Тогда что? Просчитать наперед? А ты в состоянии – просчитать? Может быть, твоя мать и смогла бы, а так…
А впрочем, с чего начинать – она все же знала.
– Я могу поговорить с тем человеком, который спас меня?
Муж удивился:
– Я уже вознаградил его, сделал корбачи-баши.
«Распределитель похлебки» – главный человек в орте, это, безусловно, высокая должность. Султан высоко ценит жизнь своей жены, если сразу произвел простого янычара в корбачи-баши. Знать бы еще, что этот самый «простой янычар» делал под ее окнами.
– Я должна поговорить с ним.
Над переносицей мужа образовалась горизонтальная морщина. Недоволен.
Еще бы: он ради жены в последнее время и так сделал очень много такого, что вызвало недовольство всех его приближенных.
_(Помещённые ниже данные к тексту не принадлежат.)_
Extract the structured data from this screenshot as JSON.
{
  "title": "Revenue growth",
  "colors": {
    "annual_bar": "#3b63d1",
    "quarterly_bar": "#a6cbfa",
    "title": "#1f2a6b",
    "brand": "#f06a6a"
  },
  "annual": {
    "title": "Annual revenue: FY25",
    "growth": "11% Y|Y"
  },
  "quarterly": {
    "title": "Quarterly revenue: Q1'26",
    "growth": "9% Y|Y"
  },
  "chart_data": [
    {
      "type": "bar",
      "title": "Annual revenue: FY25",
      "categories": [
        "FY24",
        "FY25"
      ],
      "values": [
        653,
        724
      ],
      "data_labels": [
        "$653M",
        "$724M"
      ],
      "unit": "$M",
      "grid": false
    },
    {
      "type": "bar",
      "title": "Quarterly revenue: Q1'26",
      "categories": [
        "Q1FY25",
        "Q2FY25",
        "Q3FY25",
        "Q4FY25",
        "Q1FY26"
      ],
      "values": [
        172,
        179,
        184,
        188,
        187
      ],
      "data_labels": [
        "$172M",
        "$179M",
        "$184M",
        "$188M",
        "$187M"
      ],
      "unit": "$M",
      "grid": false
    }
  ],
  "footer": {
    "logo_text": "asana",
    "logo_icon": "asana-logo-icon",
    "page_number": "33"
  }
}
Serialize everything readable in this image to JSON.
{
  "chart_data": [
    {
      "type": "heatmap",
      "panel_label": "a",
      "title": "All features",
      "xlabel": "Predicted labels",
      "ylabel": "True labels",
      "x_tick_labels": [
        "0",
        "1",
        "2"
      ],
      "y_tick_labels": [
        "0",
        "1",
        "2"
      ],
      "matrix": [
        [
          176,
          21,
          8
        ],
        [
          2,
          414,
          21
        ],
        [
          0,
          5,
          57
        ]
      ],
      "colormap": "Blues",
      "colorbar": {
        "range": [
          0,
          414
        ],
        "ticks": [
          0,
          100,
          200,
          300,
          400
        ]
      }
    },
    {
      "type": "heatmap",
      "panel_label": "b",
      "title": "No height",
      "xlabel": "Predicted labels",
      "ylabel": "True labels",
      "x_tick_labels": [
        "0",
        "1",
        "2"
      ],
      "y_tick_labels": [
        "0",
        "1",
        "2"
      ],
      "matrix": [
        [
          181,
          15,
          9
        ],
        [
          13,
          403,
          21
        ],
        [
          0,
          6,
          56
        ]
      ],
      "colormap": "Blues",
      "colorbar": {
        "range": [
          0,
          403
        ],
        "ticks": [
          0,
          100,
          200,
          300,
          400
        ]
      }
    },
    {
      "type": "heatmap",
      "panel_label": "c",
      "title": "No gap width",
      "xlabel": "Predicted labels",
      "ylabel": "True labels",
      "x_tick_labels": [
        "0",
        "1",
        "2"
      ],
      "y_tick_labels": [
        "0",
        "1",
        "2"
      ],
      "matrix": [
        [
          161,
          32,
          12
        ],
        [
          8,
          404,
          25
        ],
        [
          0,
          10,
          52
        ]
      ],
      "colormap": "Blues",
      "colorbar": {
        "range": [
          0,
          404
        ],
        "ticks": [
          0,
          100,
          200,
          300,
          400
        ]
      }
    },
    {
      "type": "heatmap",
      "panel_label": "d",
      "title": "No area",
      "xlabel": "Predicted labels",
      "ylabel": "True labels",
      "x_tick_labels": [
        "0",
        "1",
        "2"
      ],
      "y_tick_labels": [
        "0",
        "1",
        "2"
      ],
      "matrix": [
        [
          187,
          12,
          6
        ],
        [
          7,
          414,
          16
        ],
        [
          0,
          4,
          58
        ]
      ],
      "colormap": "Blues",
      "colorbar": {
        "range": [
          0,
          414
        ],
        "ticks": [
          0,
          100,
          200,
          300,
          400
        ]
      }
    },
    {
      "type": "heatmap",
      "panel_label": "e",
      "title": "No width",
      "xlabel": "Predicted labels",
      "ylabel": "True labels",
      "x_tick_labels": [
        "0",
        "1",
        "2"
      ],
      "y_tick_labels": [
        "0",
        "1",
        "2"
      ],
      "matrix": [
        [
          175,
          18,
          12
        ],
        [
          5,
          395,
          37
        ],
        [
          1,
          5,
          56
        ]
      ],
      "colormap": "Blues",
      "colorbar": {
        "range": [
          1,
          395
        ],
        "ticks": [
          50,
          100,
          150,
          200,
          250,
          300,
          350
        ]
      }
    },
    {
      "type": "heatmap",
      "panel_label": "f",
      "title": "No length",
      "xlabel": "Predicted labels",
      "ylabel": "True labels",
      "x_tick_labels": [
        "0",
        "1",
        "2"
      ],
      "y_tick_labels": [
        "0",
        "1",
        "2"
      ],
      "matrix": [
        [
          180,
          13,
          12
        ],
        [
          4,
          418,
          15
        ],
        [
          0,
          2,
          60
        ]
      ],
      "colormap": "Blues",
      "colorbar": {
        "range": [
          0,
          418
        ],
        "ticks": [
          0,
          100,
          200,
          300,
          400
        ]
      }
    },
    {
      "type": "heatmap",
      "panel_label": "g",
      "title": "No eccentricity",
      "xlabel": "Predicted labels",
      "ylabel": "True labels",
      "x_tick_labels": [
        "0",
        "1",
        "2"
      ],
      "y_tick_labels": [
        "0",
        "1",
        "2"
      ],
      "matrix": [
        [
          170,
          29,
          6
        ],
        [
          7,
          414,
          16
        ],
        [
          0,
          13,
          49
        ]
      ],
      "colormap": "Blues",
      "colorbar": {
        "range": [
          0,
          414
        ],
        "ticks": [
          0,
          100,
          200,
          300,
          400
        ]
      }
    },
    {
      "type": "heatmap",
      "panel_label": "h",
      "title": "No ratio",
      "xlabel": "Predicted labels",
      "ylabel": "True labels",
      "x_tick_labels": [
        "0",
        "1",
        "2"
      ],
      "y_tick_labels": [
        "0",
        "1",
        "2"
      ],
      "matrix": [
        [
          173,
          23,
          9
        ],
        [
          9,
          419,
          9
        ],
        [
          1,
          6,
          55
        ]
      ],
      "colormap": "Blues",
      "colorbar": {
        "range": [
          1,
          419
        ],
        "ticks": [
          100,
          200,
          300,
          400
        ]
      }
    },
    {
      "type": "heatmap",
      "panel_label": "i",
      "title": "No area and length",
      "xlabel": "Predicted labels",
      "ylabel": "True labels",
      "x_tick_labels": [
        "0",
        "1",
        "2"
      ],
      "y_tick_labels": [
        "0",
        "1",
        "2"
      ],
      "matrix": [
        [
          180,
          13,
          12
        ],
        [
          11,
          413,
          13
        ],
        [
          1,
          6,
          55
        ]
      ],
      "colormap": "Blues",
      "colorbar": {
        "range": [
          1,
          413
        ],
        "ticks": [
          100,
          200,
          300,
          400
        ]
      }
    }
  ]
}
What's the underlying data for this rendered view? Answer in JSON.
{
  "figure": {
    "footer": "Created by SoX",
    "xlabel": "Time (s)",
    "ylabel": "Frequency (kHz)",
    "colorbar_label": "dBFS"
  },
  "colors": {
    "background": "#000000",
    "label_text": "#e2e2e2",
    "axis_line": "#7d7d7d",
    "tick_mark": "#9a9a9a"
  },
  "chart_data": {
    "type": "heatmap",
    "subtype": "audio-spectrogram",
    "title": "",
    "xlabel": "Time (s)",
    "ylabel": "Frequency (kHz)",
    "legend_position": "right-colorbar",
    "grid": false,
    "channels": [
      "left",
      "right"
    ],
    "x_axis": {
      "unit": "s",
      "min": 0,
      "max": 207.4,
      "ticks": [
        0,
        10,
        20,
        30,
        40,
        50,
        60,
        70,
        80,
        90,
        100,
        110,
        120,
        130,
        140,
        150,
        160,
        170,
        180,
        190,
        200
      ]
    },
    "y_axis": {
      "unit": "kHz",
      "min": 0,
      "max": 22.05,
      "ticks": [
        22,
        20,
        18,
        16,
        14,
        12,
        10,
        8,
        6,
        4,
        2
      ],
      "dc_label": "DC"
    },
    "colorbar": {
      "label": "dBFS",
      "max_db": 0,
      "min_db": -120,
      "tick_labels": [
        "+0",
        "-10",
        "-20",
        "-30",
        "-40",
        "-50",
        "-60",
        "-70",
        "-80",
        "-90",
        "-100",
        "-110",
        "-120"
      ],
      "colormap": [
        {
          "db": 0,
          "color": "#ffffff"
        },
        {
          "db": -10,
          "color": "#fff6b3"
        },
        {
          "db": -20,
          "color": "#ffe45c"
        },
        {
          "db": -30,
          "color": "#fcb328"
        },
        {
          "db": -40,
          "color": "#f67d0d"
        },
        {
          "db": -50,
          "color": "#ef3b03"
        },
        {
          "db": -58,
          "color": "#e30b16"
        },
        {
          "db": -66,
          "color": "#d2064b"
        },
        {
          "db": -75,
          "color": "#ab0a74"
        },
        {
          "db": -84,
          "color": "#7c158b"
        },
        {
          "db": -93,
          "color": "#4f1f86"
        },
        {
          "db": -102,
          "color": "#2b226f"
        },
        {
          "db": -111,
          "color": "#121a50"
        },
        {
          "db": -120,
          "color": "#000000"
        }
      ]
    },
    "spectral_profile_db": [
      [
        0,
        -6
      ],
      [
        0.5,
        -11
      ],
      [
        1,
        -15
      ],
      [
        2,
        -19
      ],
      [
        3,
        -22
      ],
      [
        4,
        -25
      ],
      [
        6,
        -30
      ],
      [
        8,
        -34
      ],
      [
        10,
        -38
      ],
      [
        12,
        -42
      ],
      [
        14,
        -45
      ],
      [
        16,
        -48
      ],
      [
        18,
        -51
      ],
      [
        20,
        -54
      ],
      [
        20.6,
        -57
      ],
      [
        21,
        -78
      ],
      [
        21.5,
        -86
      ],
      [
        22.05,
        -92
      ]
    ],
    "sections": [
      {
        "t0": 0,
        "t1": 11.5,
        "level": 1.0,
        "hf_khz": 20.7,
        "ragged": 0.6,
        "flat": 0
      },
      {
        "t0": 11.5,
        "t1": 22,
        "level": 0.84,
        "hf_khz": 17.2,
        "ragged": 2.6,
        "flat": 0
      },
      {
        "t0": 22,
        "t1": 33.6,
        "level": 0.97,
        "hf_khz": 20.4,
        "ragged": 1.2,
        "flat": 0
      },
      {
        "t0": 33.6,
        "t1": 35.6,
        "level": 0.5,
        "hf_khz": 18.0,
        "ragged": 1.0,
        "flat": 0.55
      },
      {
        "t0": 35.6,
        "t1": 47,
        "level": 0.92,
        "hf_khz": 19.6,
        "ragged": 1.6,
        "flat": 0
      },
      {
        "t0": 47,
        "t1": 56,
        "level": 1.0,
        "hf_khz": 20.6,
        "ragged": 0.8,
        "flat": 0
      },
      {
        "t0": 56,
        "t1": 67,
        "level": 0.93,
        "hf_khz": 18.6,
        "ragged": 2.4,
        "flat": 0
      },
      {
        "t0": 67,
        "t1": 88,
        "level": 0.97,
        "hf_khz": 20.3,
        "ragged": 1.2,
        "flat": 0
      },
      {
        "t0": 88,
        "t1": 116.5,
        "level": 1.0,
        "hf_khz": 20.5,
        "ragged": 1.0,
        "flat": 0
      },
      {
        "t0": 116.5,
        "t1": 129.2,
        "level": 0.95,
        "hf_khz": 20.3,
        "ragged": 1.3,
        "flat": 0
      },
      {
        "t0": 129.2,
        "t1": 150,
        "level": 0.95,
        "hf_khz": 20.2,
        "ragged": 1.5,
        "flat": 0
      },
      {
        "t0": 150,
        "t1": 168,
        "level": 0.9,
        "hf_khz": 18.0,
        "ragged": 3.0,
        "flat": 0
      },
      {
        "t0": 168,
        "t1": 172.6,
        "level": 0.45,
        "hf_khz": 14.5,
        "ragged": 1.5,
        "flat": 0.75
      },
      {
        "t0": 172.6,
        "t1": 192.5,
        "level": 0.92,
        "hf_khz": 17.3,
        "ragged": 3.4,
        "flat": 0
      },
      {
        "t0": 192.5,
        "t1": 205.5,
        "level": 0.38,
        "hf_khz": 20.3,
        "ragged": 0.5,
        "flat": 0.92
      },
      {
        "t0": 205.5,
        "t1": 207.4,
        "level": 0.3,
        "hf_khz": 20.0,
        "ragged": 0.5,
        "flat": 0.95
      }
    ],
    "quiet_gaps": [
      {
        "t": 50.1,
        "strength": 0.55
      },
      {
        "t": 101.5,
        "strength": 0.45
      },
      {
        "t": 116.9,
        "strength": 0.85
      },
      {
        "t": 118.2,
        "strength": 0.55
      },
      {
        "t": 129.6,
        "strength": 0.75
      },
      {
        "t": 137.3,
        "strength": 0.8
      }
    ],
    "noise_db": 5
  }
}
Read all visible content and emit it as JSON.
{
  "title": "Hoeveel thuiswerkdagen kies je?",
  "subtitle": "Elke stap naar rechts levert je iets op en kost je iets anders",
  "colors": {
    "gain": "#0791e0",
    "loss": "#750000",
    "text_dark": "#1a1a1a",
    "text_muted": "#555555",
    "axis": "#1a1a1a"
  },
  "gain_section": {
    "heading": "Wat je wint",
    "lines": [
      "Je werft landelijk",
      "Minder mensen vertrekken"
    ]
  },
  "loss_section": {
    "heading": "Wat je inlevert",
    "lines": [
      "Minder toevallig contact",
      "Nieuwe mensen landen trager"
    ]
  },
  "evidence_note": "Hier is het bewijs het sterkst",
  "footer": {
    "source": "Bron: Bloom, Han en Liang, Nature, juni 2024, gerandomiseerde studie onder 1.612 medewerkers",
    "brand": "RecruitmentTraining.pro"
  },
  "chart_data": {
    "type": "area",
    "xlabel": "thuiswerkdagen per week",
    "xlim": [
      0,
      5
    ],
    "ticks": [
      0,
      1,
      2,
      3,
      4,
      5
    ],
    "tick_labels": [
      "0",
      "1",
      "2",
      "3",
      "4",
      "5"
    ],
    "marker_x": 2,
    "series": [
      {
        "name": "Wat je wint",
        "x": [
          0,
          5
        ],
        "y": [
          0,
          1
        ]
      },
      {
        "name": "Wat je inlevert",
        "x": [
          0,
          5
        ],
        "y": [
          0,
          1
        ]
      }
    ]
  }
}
Да что там приближенных – узнав о роспуске гарема, возроптал даже народ: султан рушит все устои!
А все же – распустил; придумал и осуществил, видимо просто поняв, чем был вызван ее визит во время встречи с послом, привезшим в качестве щедрого дара молодых невольниц.
Но еще и встреча с посторонним мужчиной…
– Он ведь спас мне жизнь. И я тоже хотела бы поблагодарить его.
А заодно и разузнать кое о чем. Только вот об этом уже мужу знать вовсе не обязательно.
Янычарский ага со странным титулом (теперь понятно, откуда взялось это самое «курбаши» – все очень просто: атаман – это тот, кто имеет право делить похлебку) оказался совершенно неожиданно русоволос и сероглаз. Нет, среди турок тоже было довольно много голубоглазых – по крайней мере, среди турчанок, которых в гарем продали их собственные родители. Но эта голубизна, а вернее – почти синева отличалась густотой и непроницаемостью; стоящий же перед ней сейчас парень был сероглаз… по-русски, что ли. Ее охватило смятение. Сердце билось не в груди – в горле: вот-вот выпрыгнет! Человек с родной земли… Казалось бы – какая разница, ведь все равно между ними пропасть: он родился в шестнадцатом веке, она – в конце двадцатого, а вот на тебе! Он для нее свой, все равно – свой, несмотря на целую временную пропасть.